Keep units straight: parameter norm, gradient norm, update norm, objective value, and validation metric are different objects.

Diagnostic questions:

Which assumption about gradient accumulation coupling is most fragile in the current training setup?
What number would you log to catch the failure one thousand steps before divergence?

AI connection:

linear warmup plus cosine decay for transformer pretraining.
warmup-stable-decay schedules for long LLM runs.
one-cycle schedules for fast supervised training.
batch-size and gradient-accumulation coupling in distributed training.

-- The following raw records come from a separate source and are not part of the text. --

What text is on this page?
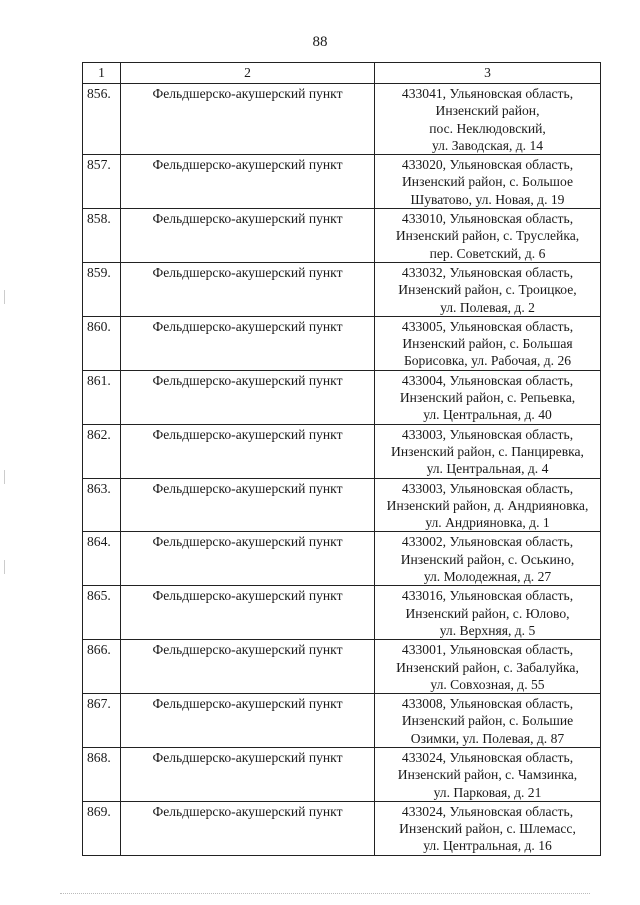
88
1	2	3
856.	Фельдшерско-акушерский пункт	433041, Ульяновская область,
Инзенский район,
пос. Неклюдовский,
ул. Заводская, д. 14

857.	Фельдшерско-акушерский пункт	433020, Ульяновская область,
Инзенский район, с. Большое
Шуватово, ул. Новая, д. 19

858.	Фельдшерско-акушерский пункт	433010, Ульяновская область,
Инзенский район, с. Труслейка,
пер. Советский, д. 6

859.	Фельдшерско-акушерский пункт	433032, Ульяновская область,
Инзенский район, с. Троицкое,
ул. Полевая, д. 2

860.	Фельдшерско-акушерский пункт	433005, Ульяновская область,
Инзенский район, с. Большая
Борисовка, ул. Рабочая, д. 26

861.	Фельдшерско-акушерский пункт	433004, Ульяновская область,
Инзенский район, с. Репьевка,
ул. Центральная, д. 40

862.	Фельдшерско-акушерский пункт	433003, Ульяновская область,
Инзенский район, с. Панциревка,
ул. Центральная, д. 4

863.	Фельдшерско-акушерский пункт	433003, Ульяновская область,
Инзенский район, д. Андрияновка,
ул. Андрияновка, д. 1

864.	Фельдшерско-акушерский пункт	433002, Ульяновская область,
Инзенский район, с. Оськино,
ул. Молодежная, д. 27

865.	Фельдшерско-акушерский пункт	433016, Ульяновская область,
Инзенский район, с. Юлово,
ул. Верхняя, д. 5

866.	Фельдшерско-акушерский пункт	433001, Ульяновская область,
Инзенский район, с. Забалуйка,
ул. Совхозная, д. 55

867.	Фельдшерско-акушерский пункт	433008, Ульяновская область,
Инзенский район, с. Большие
Озимки, ул. Полевая, д. 87

868.	Фельдшерско-акушерский пункт	433024, Ульяновская область,
Инзенский район, с. Чамзинка,
ул. Парковая, д. 21

869.	Фельдшерско-акушерский пункт	433024, Ульяновская область,
Инзенский район, с. Шлемасс,
ул. Центральная, д. 16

Learning Rate Schedules: Part 2 - Core Theory I Geometry And Guarantees To 4 Core Theory Ii Algorithms

Learning Rate Schedules: Part 3: Core Theory I: Geometry and Guarantees to 4. Core Theory II: Algorithms and Dynamics

3. Core Theory I: Geometry and Guarantees

3.1 Geometry of exponential decay

3.2 Key inequality for polynomial decay

3.3 Role of linear warmup

3.4 Proof template and what the proof actually buys

3.5 Failure modes when assumptions are removed

4. Core Theory II: Algorithms and Dynamics

4.1 Algorithmic update for warmup ratio

4.2 Stability role of cosine annealing

4.3 Rate or complexity controlled by cosine with restarts

4.4 Diagnostic interpretation of the update path

4.5 Connection to the next section in the chapter

Test this lesson

Which module does this lesson belong to?

Which section is covered in this lesson content?

Which term is most central to this lesson?

What is the best way to use this lesson for real learning?